Complètement. De plus, lors des conférences de presse, on sent qu’Hollywood amplifie un sujet très actuel dans la société. En parlant de cela, nous avons réalisé que nous pouvons faire partie d’un changement culturel, simplement en sensibilisant les gens à ce sujet, grâce à un film provocateur et stimulant la conversation. Lors d'un vol, une hôtesse de l'air est venue me voir et m'a dit qu'elle avait vu The Substance , qu'elle avait beaucoup aimé, mais qu'elle voulait me remercier de lui avoir permis de réfléchir à ce qu'elle se faisait. Il m'a dit que grâce au film, il a arrêté d'être aussi dur avec son regard, il a arrêté de faire des régimes et tout ce qu'il faisait pour paraître jeune. J’ai eu l’impression que c’était le plus beau cadeau que j’avais reçu de cette expérience, savoir que cela fait une différence dans la façon dont les gens se regardent. L'art est toujours à la recherche de la vérité. Et lorsque cette vérité transcende, lorsqu’elle peut être transformée en actions à un niveau plus profond, c’est la meilleure chose qui puisse vous arriver.
Ce fut un véritable choc de voir comment le public a accueilli le film au Festival de Cannes
Avez-vous été surpris par l’accueil réservé au film ?

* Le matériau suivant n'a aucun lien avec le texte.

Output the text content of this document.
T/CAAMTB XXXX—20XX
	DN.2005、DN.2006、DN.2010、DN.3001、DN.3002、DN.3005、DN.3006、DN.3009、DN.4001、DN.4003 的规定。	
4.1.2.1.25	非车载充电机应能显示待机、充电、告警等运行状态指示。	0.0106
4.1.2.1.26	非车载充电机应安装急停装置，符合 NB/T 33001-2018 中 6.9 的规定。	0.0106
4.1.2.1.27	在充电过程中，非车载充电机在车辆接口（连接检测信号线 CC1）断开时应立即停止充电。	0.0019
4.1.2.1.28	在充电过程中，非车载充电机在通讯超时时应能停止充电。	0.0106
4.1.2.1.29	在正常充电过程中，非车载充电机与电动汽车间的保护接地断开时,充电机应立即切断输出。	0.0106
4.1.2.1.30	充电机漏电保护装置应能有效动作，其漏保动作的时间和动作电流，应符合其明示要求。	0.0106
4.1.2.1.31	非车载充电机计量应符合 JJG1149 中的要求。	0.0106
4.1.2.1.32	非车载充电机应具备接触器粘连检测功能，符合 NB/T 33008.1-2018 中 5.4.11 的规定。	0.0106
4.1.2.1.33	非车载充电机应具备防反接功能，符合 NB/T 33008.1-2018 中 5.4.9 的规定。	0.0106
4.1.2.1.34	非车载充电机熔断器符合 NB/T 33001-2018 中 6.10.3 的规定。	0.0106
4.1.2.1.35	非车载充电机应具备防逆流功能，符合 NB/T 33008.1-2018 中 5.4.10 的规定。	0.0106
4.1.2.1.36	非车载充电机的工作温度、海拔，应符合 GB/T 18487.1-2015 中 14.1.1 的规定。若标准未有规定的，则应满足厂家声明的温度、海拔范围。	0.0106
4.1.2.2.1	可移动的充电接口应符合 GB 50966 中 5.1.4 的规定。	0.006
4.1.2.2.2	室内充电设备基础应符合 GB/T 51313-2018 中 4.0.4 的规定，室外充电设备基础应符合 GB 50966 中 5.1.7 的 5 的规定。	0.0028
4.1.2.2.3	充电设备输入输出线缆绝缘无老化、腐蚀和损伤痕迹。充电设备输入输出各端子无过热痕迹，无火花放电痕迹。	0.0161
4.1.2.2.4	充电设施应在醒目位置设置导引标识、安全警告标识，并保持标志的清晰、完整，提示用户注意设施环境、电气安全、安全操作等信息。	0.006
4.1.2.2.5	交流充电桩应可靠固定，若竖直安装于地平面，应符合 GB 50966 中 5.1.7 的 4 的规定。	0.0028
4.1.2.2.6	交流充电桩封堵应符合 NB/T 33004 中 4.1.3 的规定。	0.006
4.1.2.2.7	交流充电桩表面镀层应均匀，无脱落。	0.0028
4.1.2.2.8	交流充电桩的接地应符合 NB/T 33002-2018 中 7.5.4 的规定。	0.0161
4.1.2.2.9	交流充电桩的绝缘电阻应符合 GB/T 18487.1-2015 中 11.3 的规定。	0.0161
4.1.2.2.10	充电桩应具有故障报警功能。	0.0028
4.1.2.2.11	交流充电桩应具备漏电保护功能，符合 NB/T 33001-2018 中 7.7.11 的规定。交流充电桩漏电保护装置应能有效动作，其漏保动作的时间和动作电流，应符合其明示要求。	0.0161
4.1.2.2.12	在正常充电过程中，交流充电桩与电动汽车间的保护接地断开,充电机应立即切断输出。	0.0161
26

Bien sûr. Nous n’avions aucun moyen de savoir comment cela allait fonctionner en raison de ses caractéristiques extrêmes. Tout a changé lorsque nous étions tous ensemble à la première projection à Cannes. Ce fut un véritable choc de voir comment le public l’a reçu, et en même temps, c’était quelque chose qui nous a tous rendus extrêmement reconnaissants. Avec The Substance, nous n’avions aucune attente. Mais il y a toujours de l'espoir et voir à quel point les gens ont apprécié, et puis les costumes sur le thème du film qui ont été portés à Halloween, c'était merveilleux. Je pense que ce qui a été un catalyseur pour le bon résultat, c'est l'impact du sujet du film, mais ce que nous ne savions pas, c'était si le fait d'être un film d'horreur corporelle diminuerait cet impact. C’était formidable de voir que cela ne s’est pas produit, mais le contraire s’est produit, ce qui en a fait une expérience viscérale et divertissante pour le public. Le fait que les gens aient voulu aller voir ce film au cinéma est également merveilleux, car ils recherchaient évidemment une expérience cinématographique.